Merck’s Keytruda Wins Approval for Yet Another Lung Cancer Indication

^{Katherine Welles / Shutterstock}

There’s little doubt that Merck’s checkpoint inhibitor Keytruda (pembrolizumab) is about as close to a miracle drug as we get. The U.S. Food and Drug Administration (FDA) approved the anti-PD-1 checkpoint inhibitor for yet another indication, this time as a monotherapy for the first-line treatment of stage III non-small cell lung cancer (NSCLC) in patients who are not candidates for surgical resection or definitive chemoradiation, or metastatic NSCLC, and patients whose tumors express PD-L1 as identified on an FDA-approved companion diagnostic, with no EGFR or ALK genomic tumor aberrations.

The approval for this expanded label is based on the Phase III KEYNOTE-042 clinical trial. In that trial, Keytruda alone showed a significant improvement in overall survival compared with chemotherapy in this patient population. There was originally an earlier date, but Merck submitted additional data late in 2018, and on December 20, the company indicated the agency found it made up a major amendment and extended the target action date three months to April 11, 2019.

“This expanded first-line indication now makes Keytruda monotherapy an option for more patients with non-small cell lung cancer, including those for whom combination therapy may not be appropriate,” stated Jonathan Cheng, vice president, oncology clinical research, Merck Research Laboratories.

Keytruda was the first anti-PD-1 checkpoint inhibitor therapy to be approved in metastatic NSCLC as a first-line choice either alone or in combination.

Merck indicates that Keytruda is currently in more than 900 clinical trials in a broad range of cancers and treatment settings.

KEYNOTE-042 was a randomized, multi-center, open-label, active-controlled Phase III trial in patients with Stage III NSCLC in which it would not be appropriate for surgical resection or definitive chemoradiation. Another group of patients had metastatic NSCLC whose tumors expressed PD-L1 but had not received previous systemic treatment for metastatic NSCLC.

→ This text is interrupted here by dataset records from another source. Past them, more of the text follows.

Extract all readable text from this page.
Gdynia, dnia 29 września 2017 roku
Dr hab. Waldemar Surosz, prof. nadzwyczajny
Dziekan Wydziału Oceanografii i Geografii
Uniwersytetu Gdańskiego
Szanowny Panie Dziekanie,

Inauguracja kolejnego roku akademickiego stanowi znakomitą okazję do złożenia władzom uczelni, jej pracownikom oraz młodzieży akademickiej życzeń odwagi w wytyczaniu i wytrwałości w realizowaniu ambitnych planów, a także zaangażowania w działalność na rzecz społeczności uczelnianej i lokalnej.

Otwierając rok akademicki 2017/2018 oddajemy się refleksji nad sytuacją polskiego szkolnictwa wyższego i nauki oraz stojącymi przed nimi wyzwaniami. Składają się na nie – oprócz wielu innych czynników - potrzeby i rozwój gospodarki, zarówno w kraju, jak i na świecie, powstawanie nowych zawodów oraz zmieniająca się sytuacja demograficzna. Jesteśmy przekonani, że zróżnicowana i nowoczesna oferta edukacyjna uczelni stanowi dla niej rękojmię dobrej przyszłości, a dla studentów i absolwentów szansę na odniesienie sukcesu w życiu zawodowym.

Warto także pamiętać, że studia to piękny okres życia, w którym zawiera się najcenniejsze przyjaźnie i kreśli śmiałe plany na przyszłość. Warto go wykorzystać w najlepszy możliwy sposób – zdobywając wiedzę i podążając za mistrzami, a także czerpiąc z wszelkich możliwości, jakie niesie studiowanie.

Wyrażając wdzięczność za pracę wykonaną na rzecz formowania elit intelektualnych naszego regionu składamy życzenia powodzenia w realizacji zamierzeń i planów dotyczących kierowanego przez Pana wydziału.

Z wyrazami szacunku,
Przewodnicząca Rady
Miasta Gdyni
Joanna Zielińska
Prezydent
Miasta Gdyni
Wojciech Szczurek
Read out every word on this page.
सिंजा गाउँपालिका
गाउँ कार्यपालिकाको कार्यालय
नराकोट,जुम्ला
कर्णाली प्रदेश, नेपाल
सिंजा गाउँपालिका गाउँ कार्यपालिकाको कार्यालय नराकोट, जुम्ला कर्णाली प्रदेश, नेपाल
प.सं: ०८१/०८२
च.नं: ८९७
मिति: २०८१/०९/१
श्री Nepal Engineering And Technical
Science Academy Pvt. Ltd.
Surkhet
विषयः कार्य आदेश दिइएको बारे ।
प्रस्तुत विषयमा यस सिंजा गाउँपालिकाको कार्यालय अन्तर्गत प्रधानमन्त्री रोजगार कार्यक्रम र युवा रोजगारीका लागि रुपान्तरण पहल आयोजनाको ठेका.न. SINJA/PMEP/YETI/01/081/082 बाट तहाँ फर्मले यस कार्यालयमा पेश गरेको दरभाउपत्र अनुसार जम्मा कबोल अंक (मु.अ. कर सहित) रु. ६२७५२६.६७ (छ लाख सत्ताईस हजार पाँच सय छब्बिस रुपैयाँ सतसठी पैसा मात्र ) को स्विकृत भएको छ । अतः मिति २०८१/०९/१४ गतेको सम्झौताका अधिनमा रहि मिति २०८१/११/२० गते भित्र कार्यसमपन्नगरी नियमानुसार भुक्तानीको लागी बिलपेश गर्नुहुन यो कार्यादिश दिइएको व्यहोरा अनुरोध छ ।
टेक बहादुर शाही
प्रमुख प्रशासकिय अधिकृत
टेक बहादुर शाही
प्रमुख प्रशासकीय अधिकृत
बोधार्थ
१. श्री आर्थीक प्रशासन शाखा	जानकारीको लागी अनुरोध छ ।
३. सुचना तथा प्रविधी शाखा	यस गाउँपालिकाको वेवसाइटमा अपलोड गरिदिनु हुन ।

Patients who were ineligible for KEYNOTE-042 had EGFR or ALK genomic tumor aberrations, autoimmune disease requiring systemic therapy within the last two years, were immunosuppressed or had received more than 30 Gy of radiation in the thoracic area within 26 weeks before the trial started.

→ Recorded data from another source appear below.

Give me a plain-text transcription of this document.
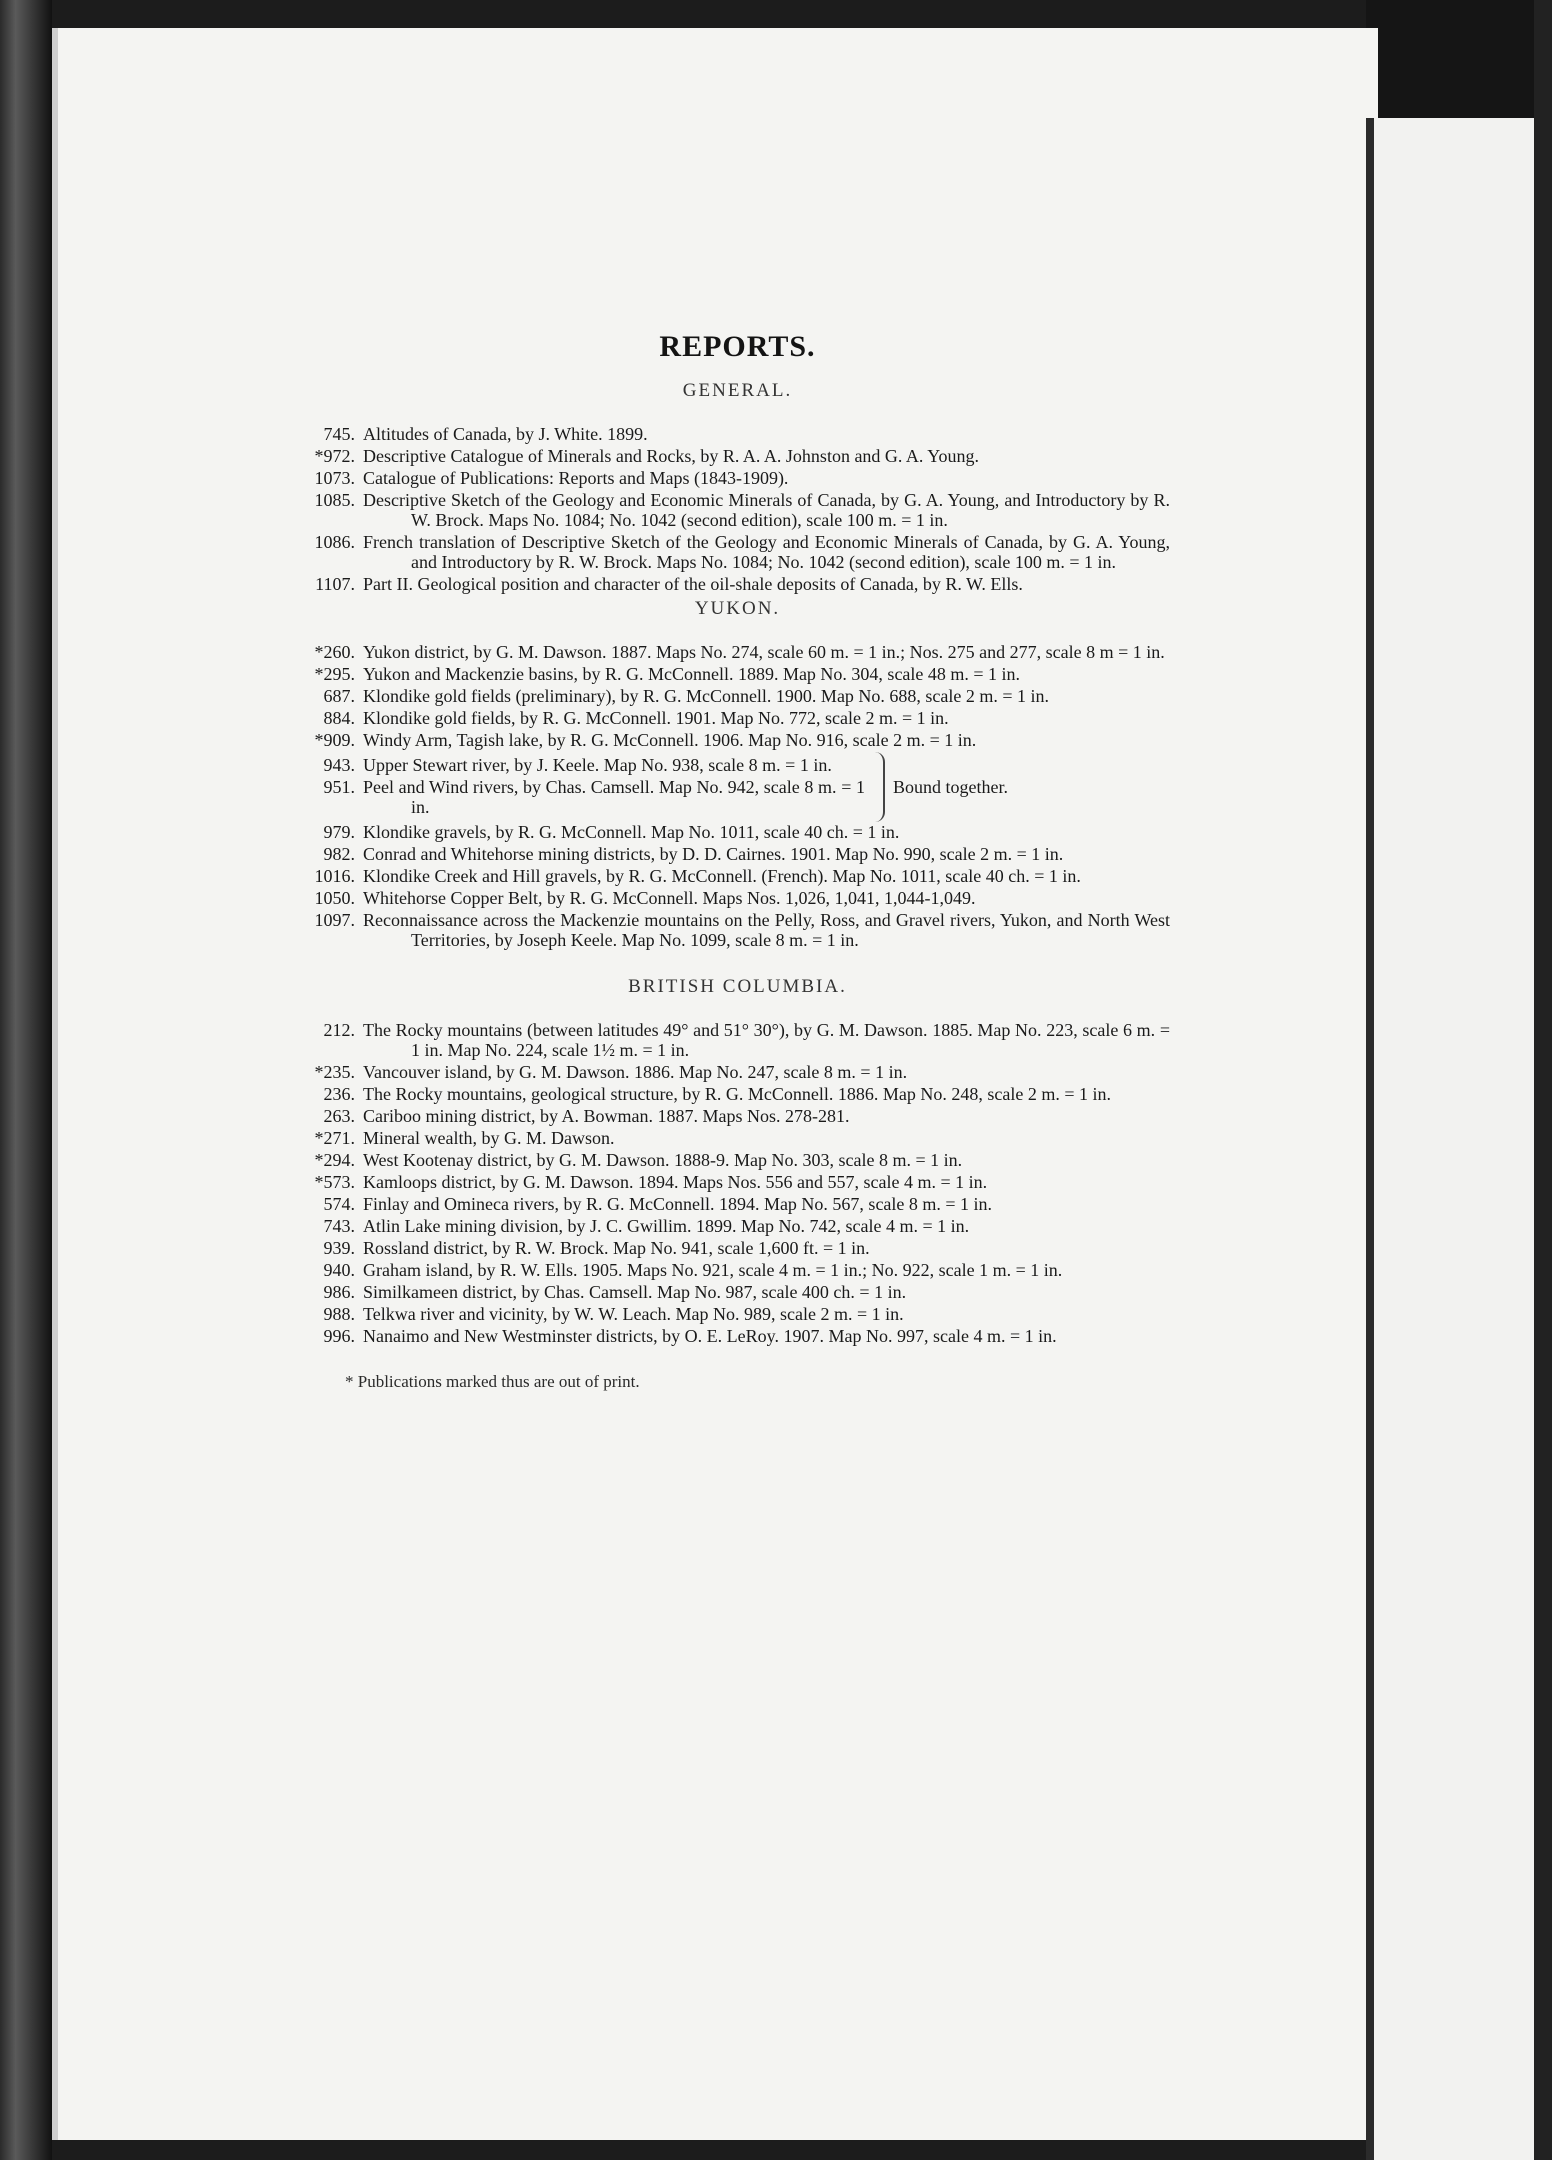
REPORTS.
GENERAL.
745. Altitudes of Canada, by J. White. 1899.
*972. Descriptive Catalogue of Minerals and Rocks, by R. A. A. Johnston and G. A. Young.
1073. Catalogue of Publications: Reports and Maps (1843-1909).
1085. Descriptive Sketch of the Geology and Economic Minerals of Canada, by G. A. Young, and Introductory by R. W. Brock. Maps No. 1084; No. 1042 (second edition), scale 100 m. = 1 in.
1086. French translation of Descriptive Sketch of the Geology and Economic Minerals of Canada, by G. A. Young, and Introductory by R. W. Brock. Maps No. 1084; No. 1042 (second edition), scale 100 m. = 1 in.
1107. Part II. Geological position and character of the oil-shale deposits of Canada, by R. W. Ells.
YUKON.
*260. Yukon district, by G. M. Dawson. 1887. Maps No. 274, scale 60 m. = 1 in.; Nos. 275 and 277, scale 8 m = 1 in.
*295. Yukon and Mackenzie basins, by R. G. McConnell. 1889. Map No. 304, scale 48 m. = 1 in.
687. Klondike gold fields (preliminary), by R. G. McConnell. 1900. Map No. 688, scale 2 m. = 1 in.
884. Klondike gold fields, by R. G. McConnell. 1901. Map No. 772, scale 2 m. = 1 in.
*909. Windy Arm, Tagish lake, by R. G. McConnell. 1906. Map No. 916, scale 2 m. = 1 in.
943. Upper Stewart river, by J. Keele. Map No. 938, scale 8 m. = 1 in.
951. Peel and Wind rivers, by Chas. Camsell. Map No. 942, scale 8 m. = 1 in.
Bound together.
979. Klondike gravels, by R. G. McConnell. Map No. 1011, scale 40 ch. = 1 in.
982. Conrad and Whitehorse mining districts, by D. D. Cairnes. 1901. Map No. 990, scale 2 m. = 1 in.
1016. Klondike Creek and Hill gravels, by R. G. McConnell. (French). Map No. 1011, scale 40 ch. = 1 in.
1050. Whitehorse Copper Belt, by R. G. McConnell. Maps Nos. 1,026, 1,041, 1,044-1,049.
1097. Reconnaissance across the Mackenzie mountains on the Pelly, Ross, and Gravel rivers, Yukon, and North West Territories, by Joseph Keele. Map No. 1099, scale 8 m. = 1 in.
BRITISH COLUMBIA.
212. The Rocky mountains (between latitudes 49° and 51° 30°), by G. M. Dawson. 1885. Map No. 223, scale 6 m. = 1 in. Map No. 224, scale 1½ m. = 1 in.
*235. Vancouver island, by G. M. Dawson. 1886. Map No. 247, scale 8 m. = 1 in.
236. The Rocky mountains, geological structure, by R. G. McConnell. 1886. Map No. 248, scale 2 m. = 1 in.
263. Cariboo mining district, by A. Bowman. 1887. Maps Nos. 278-281.
*271. Mineral wealth, by G. M. Dawson.
*294. West Kootenay district, by G. M. Dawson. 1888-9. Map No. 303, scale 8 m. = 1 in.
*573. Kamloops district, by G. M. Dawson. 1894. Maps Nos. 556 and 557, scale 4 m. = 1 in.
574. Finlay and Omineca rivers, by R. G. McConnell. 1894. Map No. 567, scale 8 m. = 1 in.
743. Atlin Lake mining division, by J. C. Gwillim. 1899. Map No. 742, scale 4 m. = 1 in.
939. Rossland district, by R. W. Brock. Map No. 941, scale 1,600 ft. = 1 in.
940. Graham island, by R. W. Ells. 1905. Maps No. 921, scale 4 m. = 1 in.; No. 922, scale 1 m. = 1 in.
986. Similkameen district, by Chas. Camsell. Map No. 987, scale 400 ch. = 1 in.
988. Telkwa river and vicinity, by W. W. Leach. Map No. 989, scale 2 m. = 1 in.
996. Nanaimo and New Westminster districts, by O. E. LeRoy. 1907. Map No. 997, scale 4 m. = 1 in.
* Publications marked thus are out of print.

The trial enrolled 1,274 patients who were randomized 1:1 to either receive Keytruda 200 mg intravenously every three weeks or the investigator’s choice of two different chemotherapy approaches, pemetrex every three weeks plus carboplatin every three weeks on Day 1 for up to six cycles followed by optional pemetrexed every three weeks or paclitaxel every three weeks and carboplatin every three weeks on Day 1 for up to six cycles followed by optional pemetrexed every three weeks.

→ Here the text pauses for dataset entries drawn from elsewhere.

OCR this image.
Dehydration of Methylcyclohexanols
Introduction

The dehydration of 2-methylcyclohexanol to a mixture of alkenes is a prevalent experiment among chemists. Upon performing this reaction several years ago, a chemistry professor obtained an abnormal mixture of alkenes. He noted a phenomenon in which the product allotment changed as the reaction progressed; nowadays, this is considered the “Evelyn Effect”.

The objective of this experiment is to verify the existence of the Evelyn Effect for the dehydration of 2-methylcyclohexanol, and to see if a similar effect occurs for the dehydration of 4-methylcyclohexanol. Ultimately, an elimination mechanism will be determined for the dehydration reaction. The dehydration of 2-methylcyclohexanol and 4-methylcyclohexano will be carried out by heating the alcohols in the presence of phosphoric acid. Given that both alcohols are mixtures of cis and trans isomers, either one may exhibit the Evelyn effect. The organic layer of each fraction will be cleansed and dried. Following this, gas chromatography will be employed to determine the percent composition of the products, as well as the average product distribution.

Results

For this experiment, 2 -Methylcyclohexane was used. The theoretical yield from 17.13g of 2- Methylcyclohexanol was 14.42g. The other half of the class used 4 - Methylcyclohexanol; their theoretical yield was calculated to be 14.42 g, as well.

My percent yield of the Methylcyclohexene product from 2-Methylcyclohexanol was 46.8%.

Merck has had a lot of recent approvals for Keytruda. On March 14, 2019, the company announced that the European Commission had approved Keytruda in combination with carboplatin and either paclitaxel or nab-paclitaxel, for first-line treatment of adults with metastatic squamous non-small cell lung cancer (NSCLC). On April 1, Merck announced that Keytruda had been approved by China’s National Medical Products Administration (NMPA) in combination with pemetrexed and platinum chemotherapy for first-line treatment of metastatic nonsquamous NSCLC, with no EGFR or ALK genomic tumor mutations.

At the recent American Association for Cancer Research (AACR) meeting, Merck presented results from a post-hoc analysis of patients with liver or brain cancers from the Phase III KEYNOTE-189 trial. The point of the post-hoc analysis was to evaluate outcomes of Keytruda in combination with chemotherapy in liver and brain cancers.

The company also presented pooled data from KEYNOTE-158 and Phase Ib KEYNOTE-028 evaluating Keytruda in patients with previously treated advanced small cell lung cancer (SCLC). Data from these trials supported the company’s first application in SCLC for Keytruda. The sBLA was accepted by the FDA for priority review and has a target action date of June 17, 2019.